Cape Town - Simone Biles was one of the stories of the 2016 Rio Olympics.
She was a part of the 'Famous Five' - the nickname given the US women's gymnastics team that won gold - and she went on to win three further individual golds at the Games in the all-round, vault and floor disciplines.
Biles also won a bronze in the balance beam, and her 19 combined medals in the Olympics and World Championships make her the most decorated American gymnast of all time.
She is just 19-years-old.
But, as is often the case when it comes to world champions, Biles' story is not a simple one.
Born in Ohio in 1997, her childhood was problematic.
Her mother had a substance abuse problem and could not care for her children and, as a result, Biles was placed in a foster home at the age of 3 along with her 3 siblings.
Eventually, Biles and her younger sister - Adria - moved in with their grandparents, who adopted them.
It was an 'out' that gave Biles the platform to have something resembling a normal childhood.
At the age of 6, she was discovered by a trainer on a day-care field trip to the local gymnastics centre.
According to Biles, she immediately started mimicking the gymnasts who were training and she was "noticed".
The rest, as they say, is history and Biles has become a role model for thousands of young girls and women throughout the USA and the world.

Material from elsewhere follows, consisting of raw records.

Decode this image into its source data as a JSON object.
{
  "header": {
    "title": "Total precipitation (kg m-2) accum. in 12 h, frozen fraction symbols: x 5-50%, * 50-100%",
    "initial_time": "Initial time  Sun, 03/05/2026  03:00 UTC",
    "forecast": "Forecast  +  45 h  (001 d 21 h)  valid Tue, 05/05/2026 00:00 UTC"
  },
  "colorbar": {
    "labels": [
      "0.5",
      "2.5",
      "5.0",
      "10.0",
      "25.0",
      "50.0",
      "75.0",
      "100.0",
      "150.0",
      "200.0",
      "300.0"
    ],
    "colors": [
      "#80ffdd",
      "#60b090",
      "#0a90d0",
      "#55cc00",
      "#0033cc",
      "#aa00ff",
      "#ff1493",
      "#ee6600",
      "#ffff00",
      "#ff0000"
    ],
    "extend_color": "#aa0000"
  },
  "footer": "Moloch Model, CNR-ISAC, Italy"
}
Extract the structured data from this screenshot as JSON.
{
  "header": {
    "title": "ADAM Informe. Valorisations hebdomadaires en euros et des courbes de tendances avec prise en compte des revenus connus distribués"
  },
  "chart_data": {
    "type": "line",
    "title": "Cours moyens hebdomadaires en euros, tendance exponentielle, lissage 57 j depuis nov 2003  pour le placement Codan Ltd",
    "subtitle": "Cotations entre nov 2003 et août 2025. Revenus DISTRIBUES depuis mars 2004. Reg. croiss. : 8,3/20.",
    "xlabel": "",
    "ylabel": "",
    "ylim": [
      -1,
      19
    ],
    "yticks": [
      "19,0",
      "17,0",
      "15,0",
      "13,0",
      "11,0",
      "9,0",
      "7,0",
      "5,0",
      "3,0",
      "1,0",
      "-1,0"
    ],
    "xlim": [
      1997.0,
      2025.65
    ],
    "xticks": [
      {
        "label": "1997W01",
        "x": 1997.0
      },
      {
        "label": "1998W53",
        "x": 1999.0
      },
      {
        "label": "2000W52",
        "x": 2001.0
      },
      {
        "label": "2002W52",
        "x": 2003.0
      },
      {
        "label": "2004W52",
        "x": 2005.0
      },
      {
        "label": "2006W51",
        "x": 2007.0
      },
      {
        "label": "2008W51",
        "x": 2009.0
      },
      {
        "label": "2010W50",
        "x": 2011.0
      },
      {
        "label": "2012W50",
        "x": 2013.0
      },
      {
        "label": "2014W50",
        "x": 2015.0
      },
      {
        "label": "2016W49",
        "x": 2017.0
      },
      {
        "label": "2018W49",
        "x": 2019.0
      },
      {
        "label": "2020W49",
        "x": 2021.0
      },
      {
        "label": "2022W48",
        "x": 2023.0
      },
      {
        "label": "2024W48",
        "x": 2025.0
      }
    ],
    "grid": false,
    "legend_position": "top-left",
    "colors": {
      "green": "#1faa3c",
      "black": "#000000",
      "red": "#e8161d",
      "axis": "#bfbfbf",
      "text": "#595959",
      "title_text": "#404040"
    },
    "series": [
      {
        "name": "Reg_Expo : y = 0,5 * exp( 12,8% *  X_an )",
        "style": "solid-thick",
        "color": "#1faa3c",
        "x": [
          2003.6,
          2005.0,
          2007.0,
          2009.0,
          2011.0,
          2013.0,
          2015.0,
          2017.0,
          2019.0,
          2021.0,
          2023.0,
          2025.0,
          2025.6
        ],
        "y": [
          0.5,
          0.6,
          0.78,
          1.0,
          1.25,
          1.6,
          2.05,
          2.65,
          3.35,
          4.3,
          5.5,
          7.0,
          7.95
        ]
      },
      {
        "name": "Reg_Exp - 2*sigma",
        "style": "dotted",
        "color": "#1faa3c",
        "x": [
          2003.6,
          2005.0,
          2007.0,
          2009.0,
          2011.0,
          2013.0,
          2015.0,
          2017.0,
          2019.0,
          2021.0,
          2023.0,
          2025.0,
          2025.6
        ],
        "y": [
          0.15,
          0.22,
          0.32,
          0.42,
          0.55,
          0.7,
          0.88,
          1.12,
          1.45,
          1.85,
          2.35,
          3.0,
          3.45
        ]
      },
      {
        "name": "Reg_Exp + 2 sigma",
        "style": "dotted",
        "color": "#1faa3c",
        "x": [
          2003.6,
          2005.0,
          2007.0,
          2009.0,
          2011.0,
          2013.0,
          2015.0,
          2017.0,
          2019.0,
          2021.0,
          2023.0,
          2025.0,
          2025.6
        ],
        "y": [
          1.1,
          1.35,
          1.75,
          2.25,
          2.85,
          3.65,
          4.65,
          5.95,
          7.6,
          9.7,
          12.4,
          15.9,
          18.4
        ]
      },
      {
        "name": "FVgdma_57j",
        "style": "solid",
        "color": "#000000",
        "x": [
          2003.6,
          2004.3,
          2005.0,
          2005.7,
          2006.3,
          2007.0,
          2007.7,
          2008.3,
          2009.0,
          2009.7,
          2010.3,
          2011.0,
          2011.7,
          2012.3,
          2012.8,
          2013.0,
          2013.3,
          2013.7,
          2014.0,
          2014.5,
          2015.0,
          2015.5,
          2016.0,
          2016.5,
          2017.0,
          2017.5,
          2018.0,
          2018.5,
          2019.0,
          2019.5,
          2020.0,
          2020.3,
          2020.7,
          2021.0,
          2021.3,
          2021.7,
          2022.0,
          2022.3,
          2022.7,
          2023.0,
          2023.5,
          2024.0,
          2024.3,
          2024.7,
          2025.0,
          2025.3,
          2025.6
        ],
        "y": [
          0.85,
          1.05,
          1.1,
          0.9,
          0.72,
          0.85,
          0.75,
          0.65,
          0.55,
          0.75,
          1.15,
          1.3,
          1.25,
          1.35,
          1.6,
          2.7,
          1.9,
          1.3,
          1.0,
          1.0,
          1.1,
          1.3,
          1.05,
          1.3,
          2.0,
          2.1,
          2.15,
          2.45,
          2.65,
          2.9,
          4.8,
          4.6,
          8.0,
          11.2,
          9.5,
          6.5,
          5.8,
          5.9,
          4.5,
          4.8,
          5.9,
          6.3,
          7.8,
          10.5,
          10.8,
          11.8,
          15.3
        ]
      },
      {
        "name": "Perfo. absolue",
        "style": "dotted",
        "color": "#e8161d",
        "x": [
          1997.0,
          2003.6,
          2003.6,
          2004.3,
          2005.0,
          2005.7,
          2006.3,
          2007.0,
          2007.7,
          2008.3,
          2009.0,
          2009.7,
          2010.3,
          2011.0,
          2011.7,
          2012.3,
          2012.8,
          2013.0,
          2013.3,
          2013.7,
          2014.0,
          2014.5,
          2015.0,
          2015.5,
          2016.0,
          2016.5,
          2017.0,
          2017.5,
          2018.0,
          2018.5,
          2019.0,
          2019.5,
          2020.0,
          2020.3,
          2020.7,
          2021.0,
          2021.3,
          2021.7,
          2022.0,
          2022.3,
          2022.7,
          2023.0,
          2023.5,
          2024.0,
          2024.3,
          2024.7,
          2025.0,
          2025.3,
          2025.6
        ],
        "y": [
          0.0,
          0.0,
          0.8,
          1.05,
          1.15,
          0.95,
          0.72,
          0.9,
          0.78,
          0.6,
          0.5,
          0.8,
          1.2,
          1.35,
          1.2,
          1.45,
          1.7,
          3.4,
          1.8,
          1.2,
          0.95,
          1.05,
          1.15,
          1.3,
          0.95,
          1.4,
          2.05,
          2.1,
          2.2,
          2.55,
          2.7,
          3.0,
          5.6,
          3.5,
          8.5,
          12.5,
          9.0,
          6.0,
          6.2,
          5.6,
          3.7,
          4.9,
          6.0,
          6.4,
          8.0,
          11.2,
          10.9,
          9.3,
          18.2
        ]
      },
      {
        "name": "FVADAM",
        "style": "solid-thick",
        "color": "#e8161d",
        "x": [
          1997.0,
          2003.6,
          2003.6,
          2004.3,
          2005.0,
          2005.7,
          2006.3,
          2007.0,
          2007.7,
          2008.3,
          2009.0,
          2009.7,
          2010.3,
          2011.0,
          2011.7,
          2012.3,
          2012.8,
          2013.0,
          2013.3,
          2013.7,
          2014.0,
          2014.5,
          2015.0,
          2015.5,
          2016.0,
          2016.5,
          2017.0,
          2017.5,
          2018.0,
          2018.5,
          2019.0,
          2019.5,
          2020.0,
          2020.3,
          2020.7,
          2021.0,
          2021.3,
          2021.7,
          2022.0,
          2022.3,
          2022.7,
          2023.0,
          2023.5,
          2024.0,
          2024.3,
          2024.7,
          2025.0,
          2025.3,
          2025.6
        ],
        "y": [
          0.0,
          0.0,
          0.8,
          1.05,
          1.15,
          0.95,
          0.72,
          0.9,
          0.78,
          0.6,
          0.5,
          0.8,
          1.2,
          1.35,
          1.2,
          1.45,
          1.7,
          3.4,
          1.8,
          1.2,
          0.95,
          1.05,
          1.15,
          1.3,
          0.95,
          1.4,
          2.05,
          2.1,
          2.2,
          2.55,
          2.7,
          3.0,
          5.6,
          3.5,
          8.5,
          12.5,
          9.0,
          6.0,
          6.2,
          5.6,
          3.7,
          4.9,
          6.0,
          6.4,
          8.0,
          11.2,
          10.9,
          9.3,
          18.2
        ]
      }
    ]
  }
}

But, when asked about the role that her testing upbringing played in her ultimate success, Biles chooses not to be a victim.
And that is her message to the youth of South Africa, many of whom come from broken homes themselves. It is a message of hope and of taking hold of your own destiny.
"I would remind them that it doesn't matter where you come from. It's where you want to go ... with where you've come from," she said via a conference call hosted by Laureus.
"I think everyone makes this story (her coming from a broken home) a little bit more sad than it is.
"To me, it was just falling in love with the sport and having a passion and seeing how far I could take it with myself. It didn't have anything to do with where I came from, it was just about what I was born with and what I was able to do with the talent I was given."
Biles is nominated alongside Katie Ledecky, Allyson Felix, Angelique Kerber, Elaine Thompson and Laura Kenny for the Sportswoman of the Year award at next month's Laureus World Sports Awards.
Since her Rio success, Biles has become a global media sensation. She has visited the Obamas at the White House, has launched a book and has told her story countless times.
"My life has changed quite a bit. Everywhere I go, people recognise me," she said.
She is on a break from the sport at the moment, and while she has plans to compete at Tokyo 2020, she knows a lot can happen between now and then.
Before any of that, Biles can join the likes of Serena Williams, Genzebe Dibaba, Missy Franklin, Yelena Isinbayeva and Cathy Freeman on the list of sportswomen to be honoured by Laureus.
"It means a lot to be picked from the best of the best because it's not a normal collection. It's everyone that has achieved and accomplished so much in their sport and made a huge impact, so it is an honour," Biles said.
"One day you do hope to be the best in the sport, that's what we strive for. To be nominated makes you feel like you've made your mark."